Some of the initial reaction is lukewarm. Jefferies analyst Peter Misek calls the unveiling good, but not great. But he says "we didn't get any negative surprises."
Event wraps up. RIM says it's giving all audience members a Z10 to go.
RIM's stock remains down — about 5.3 percent, at $14.83. It had traded as low as $14.41 earlier as the event took place. It had been up more than 3 percent before the event, with a high for the day of $16.62.
The stock has traded in the range of $6.22 to $18.32 in the past 52 weeks. It's up about 24 percent so far this year, compared with less than 6 percent for the S&P 500 index.
RIM brings out singer Alicia Keys, who says she had been in a "long-term relationship" with the BlackBerry, but saw more attractive smartphones at the gym. She says that with the new phone, with new features, "we're exclusively dating again."
Heins says the Z10 — which he's pronouncing "zed-10" — will be out in the U.K. on Thursday, in Canada on Feb. 5 and in the U.S. in March. Prices will vary by carrier, but they will be around $150 with a three-year service contract in Canada. Testing with U.S. carriers is continuing.
He didn't say when the Q10, with the physical keyboard, will be out or for how much.
Mallick talks about some of the apps that are coming to the BlackBerry, including Skype video calling, Kindle e-reader and the "Angry Birds" game. It's also getting social media apps such as Facebook, Twitter and Foursquare. He says RIM made a push to get the most heavily used apps on the BlackBerry 10.
More than 70,000 apps will be available. That includes some developed for RIM's PlayBook tablet, first released in 2011. Even so, that's just a tenth of what the iPhone and Android offer. Popular service such as Instagram and Netflix won't have apps on BlackBerry 10.
RIM demonstrates the Balance, which allows two personas on the same device. Businesses can keep their data secure without forcing employees to get a second device for personal use. It's a previously announced feature.
RIM also unveils the ability to share your entire screen with other users using a feature called BBM Screen Share.
RIM's stock drops further to $14.68, down 6.3 percent.
On stage, executives demonstrate the BlackBerry Hub. You can send a Twitter message straight from it, and it integrates LinkedIn. It also integrates your contacts.
The BlackBerry will emphasize typing with one thumb, with gestures and the ability to delete with a thumb swipe anywhere. It will also recognize if you switch languages in the middle of the email, which could be popular in India and other markets where the BlackBerry is still strong.
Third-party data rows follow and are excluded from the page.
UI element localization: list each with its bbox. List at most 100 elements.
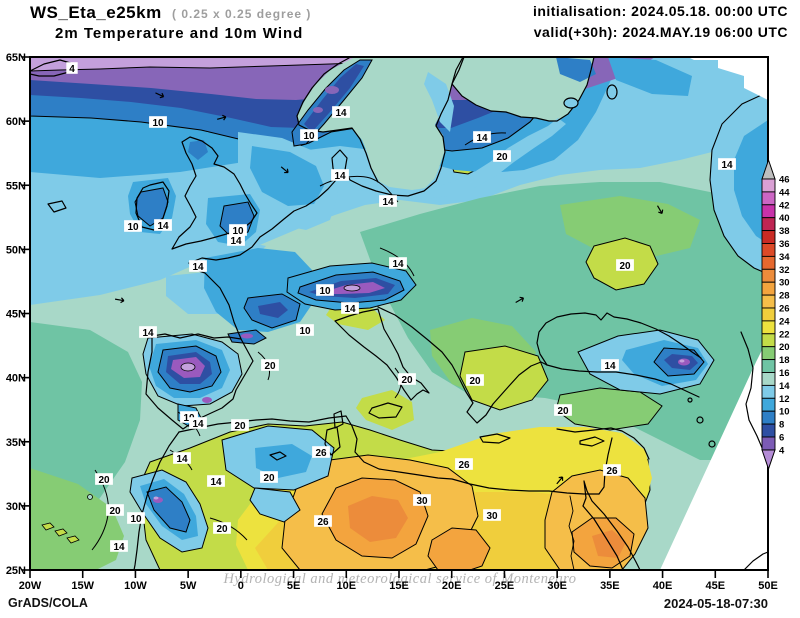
svg-text:26: 26 xyxy=(317,517,329,528)
svg-text:36: 36 xyxy=(779,239,790,250)
svg-text:20: 20 xyxy=(496,152,508,163)
svg-text:26: 26 xyxy=(779,304,790,315)
svg-text:28: 28 xyxy=(779,291,790,302)
svg-text:14: 14 xyxy=(113,542,125,553)
svg-text:10: 10 xyxy=(779,407,790,418)
valid-value: 2024.MAY.19 06:00 UTC xyxy=(622,24,788,40)
svg-text:20: 20 xyxy=(98,475,110,486)
svg-text:10: 10 xyxy=(319,286,331,297)
svg-text:30N: 30N xyxy=(6,501,26,513)
svg-text:10: 10 xyxy=(232,226,244,237)
svg-text:45N: 45N xyxy=(6,309,26,321)
svg-text:14: 14 xyxy=(176,454,188,465)
svg-text:10W: 10W xyxy=(124,580,147,592)
svg-text:4: 4 xyxy=(69,64,75,75)
svg-text:14: 14 xyxy=(334,171,346,182)
svg-text:18: 18 xyxy=(779,355,790,366)
svg-text:14: 14 xyxy=(142,328,154,339)
valid-label: valid(+30h): xyxy=(533,24,618,40)
svg-text:26: 26 xyxy=(315,448,327,459)
initialisation-line: initialisation: 2024.05.18. 00:00 UTC xyxy=(533,3,788,19)
svg-text:26: 26 xyxy=(606,466,618,477)
svg-text:14: 14 xyxy=(192,419,204,430)
svg-text:20: 20 xyxy=(779,342,790,353)
svg-text:60N: 60N xyxy=(6,116,26,128)
svg-text:4: 4 xyxy=(779,445,785,456)
svg-text:20: 20 xyxy=(234,421,246,432)
svg-text:10E: 10E xyxy=(336,580,356,592)
svg-text:6: 6 xyxy=(779,433,784,444)
svg-text:34: 34 xyxy=(779,252,790,263)
svg-text:24: 24 xyxy=(779,316,790,327)
svg-text:15E: 15E xyxy=(389,580,409,592)
svg-text:14: 14 xyxy=(476,133,488,144)
svg-text:10: 10 xyxy=(299,326,311,337)
svg-text:22: 22 xyxy=(779,329,790,340)
svg-text:10: 10 xyxy=(152,118,164,129)
svg-text:40E: 40E xyxy=(653,580,673,592)
svg-text:26: 26 xyxy=(458,460,470,471)
svg-text:14: 14 xyxy=(230,236,242,247)
svg-text:65N: 65N xyxy=(6,52,26,64)
svg-text:20: 20 xyxy=(263,473,275,484)
init-value: 2024.05.18. 00:00 UTC xyxy=(631,3,788,19)
svg-text:15W: 15W xyxy=(71,580,94,592)
valid-line: valid(+30h): 2024.MAY.19 06:00 UTC xyxy=(534,24,788,40)
svg-text:30: 30 xyxy=(779,278,790,289)
generation-timestamp: 2024-05-18-07:30 xyxy=(663,596,768,611)
svg-text:30: 30 xyxy=(416,496,428,507)
svg-text:8: 8 xyxy=(779,420,784,431)
svg-text:20: 20 xyxy=(264,361,276,372)
model-resolution: ( 0.25 x 0.25 degree ) xyxy=(172,7,312,21)
svg-text:12: 12 xyxy=(779,394,790,405)
svg-text:20: 20 xyxy=(216,524,228,535)
svg-text:16: 16 xyxy=(779,368,790,379)
svg-text:50E: 50E xyxy=(758,580,778,592)
svg-text:35N: 35N xyxy=(6,437,26,449)
svg-text:42: 42 xyxy=(779,200,790,211)
svg-text:0: 0 xyxy=(238,580,244,592)
latitude-axis: 65N 60N 55N 50N 45N 40N 35N 30N 25N xyxy=(6,52,30,577)
svg-text:14: 14 xyxy=(192,262,204,273)
svg-text:38: 38 xyxy=(779,226,790,237)
svg-text:5E: 5E xyxy=(287,580,300,592)
svg-text:14: 14 xyxy=(382,197,394,208)
svg-text:40N: 40N xyxy=(6,373,26,385)
data-void-right xyxy=(652,338,768,570)
svg-text:20W: 20W xyxy=(19,580,42,592)
svg-text:32: 32 xyxy=(779,265,790,276)
grads-credit: GrADS/COLA xyxy=(8,596,88,610)
longitude-axis: 20W 15W 10W 5W 0 5E 10E 15E 20E 25E 30E 35E 40E 45E 50… xyxy=(19,570,778,592)
svg-text:20: 20 xyxy=(619,261,631,272)
svg-text:20: 20 xyxy=(401,375,413,386)
svg-text:14: 14 xyxy=(157,221,169,232)
svg-text:10: 10 xyxy=(303,131,315,142)
svg-text:14: 14 xyxy=(344,304,356,315)
svg-text:25E: 25E xyxy=(495,580,515,592)
svg-text:35E: 35E xyxy=(600,580,620,592)
product-title: 2m Temperature and 10m Wind xyxy=(55,25,304,42)
svg-text:10: 10 xyxy=(130,514,142,525)
watermark: Hydrological and meteorological service … xyxy=(223,571,577,587)
svg-text:30: 30 xyxy=(486,511,498,522)
data-void-top-right xyxy=(688,57,768,100)
svg-text:20: 20 xyxy=(469,376,481,387)
svg-text:20: 20 xyxy=(109,506,121,517)
svg-text:46: 46 xyxy=(779,175,790,186)
svg-text:14: 14 xyxy=(604,361,616,372)
svg-text:55N: 55N xyxy=(6,180,26,192)
svg-text:14: 14 xyxy=(335,108,347,119)
svg-text:14: 14 xyxy=(210,477,222,488)
svg-text:44: 44 xyxy=(779,187,790,198)
svg-text:5W: 5W xyxy=(180,580,197,592)
svg-text:50N: 50N xyxy=(6,244,26,256)
svg-text:14: 14 xyxy=(779,381,790,392)
svg-text:14: 14 xyxy=(392,259,404,270)
svg-text:20: 20 xyxy=(557,406,569,417)
svg-text:14: 14 xyxy=(721,160,733,171)
svg-text:45E: 45E xyxy=(705,580,725,592)
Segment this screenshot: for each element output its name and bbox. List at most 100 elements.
RIM's stock is down 39 cents, or 2.5 percent, at $15.27.
The Q10 has a squarish screen measuring 3.1 inches diagonally. The Z10 will have a 4.2-inch screen for a cinematic experience. Heins says the back is textured so that it will be comfortable to hold.
Heins introduces two new phones — the Z10 and the Q10. The Q10 has a physical keyboard, a feature that has kept BlackBerry users loyal over the years. The Z10 will have only a touch-screen keyboard.
Heins says, "''we know there is a lot of physical keyboard lovers out there."
Heins says the company will change its name to BlackBerry in order to maintain one brand and one promise.
Heins says the new BlackBerry is being built for people who are "hyper-connected socially." He says it's aimed at people who need balance in their personal and professional lives. Heins made similar remarks when he previewed the BlackBerry 10 at a September speech in San Jose, Calif.
Heins thanks RIM founder Mike Lazaridis and long-time executive Jim Balsillie, who were co-CEOs until Heins took over the helm a year ago. Lazaridis is in the audience in New York and stands up.
Heins, who became RIM's CEO last January, says "It has been easily the most challenging year of my career to date." He thanks employees and proclaims, "BlackBerry 10 is here." But he says the launch is just the beginning.
Heins appears on stage.
Saunders touts the amount of work done by RIM's outside developers. He says BlackBerry 10 is launching with the largest-ever catalog of apps for a new phone operating system.
The event in New York begins with a look at BlackBerry 10 events elsewhere through videoconferencing. Customer testimonials follow.
Several hundred people await the start of the event, which is being held in a large warehouse-like entertainment venue on the shore of New York's East River.